Adaptive optimization for OpenCL programs on embedded heterogeneous systems

Heterogeneous multi-core architectures consisting of CPUs and GPUs are commonplace in today’s embedded systems. These architectures offer potential for energy efficient computing if the application task is mapped to the right core. Realizing such potential is challenging due to the complex and evolving nature of hardware and applications. This paper presents an automatic approach to map OpenCL kernels onto heterogeneous multi-cores for a given optimization criterion – whether it is faster runtime, lower energy consumption or a trade-off between them. This is achieved by developing a machine learning based approach to predict which processor to use to run the OpenCL kernel and the host program, and at what frequency the processor should operate. Instead of hand-tuning a model for each optimization metric, we use machine learning to develop a unified framework that first automatically learns the optimization heuristic for each metric off-line, then uses the learned knowledge to schedule OpenCL kernels at runtime based on code and runtime information of the program. We apply our approach to a set of representative OpenCL benchmarks and evaluate it on an ARM big.LITTLE mobile platform. Our approach achieves over 93% of the performance delivered by a perfect predictor.We obtain, on average, 1.2x, 1.6x, and 1.8x improvement respectively for runtime, energy consumption and the energy delay product when compared to a comparative heterogeneous-aware OpenCL task mapping scheme.

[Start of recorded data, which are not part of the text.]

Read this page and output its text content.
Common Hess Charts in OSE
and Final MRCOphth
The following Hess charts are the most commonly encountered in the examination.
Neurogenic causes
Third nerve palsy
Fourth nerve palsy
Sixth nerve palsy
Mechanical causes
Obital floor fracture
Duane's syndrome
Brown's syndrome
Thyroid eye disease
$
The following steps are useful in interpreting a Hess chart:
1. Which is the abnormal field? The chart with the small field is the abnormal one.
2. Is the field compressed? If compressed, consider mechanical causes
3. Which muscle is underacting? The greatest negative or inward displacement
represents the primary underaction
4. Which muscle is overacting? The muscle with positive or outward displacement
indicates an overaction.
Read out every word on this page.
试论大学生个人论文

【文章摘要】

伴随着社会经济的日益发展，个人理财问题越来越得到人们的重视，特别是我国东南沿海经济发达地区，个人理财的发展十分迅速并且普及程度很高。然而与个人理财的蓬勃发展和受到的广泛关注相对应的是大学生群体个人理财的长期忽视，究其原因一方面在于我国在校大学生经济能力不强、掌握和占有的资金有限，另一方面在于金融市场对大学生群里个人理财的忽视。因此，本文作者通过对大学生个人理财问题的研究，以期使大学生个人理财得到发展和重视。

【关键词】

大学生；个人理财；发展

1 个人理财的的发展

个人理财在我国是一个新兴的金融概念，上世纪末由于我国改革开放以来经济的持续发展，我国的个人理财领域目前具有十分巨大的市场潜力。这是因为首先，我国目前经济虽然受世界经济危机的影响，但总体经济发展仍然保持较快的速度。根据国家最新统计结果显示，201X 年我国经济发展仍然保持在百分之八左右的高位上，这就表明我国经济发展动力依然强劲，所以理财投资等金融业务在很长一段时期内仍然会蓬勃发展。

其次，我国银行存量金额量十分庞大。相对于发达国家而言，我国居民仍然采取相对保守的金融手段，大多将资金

[1]  Michael F. P. O'Boyle,et al.  Partitioning streaming parallelism for multi-cores: A machine learning based approach , 2010, 2010 19th International Conference on Parallel Architectures and Compilation Techniques (PACT).

[2]  Michael F. P. O'Boyle,et al.  Smart, adaptive mapping of parallelism in the presence of external workload , 2013, Proceedings of the 2013 IEEE/ACM International Symposium on Code Generation and Optimization (CGO).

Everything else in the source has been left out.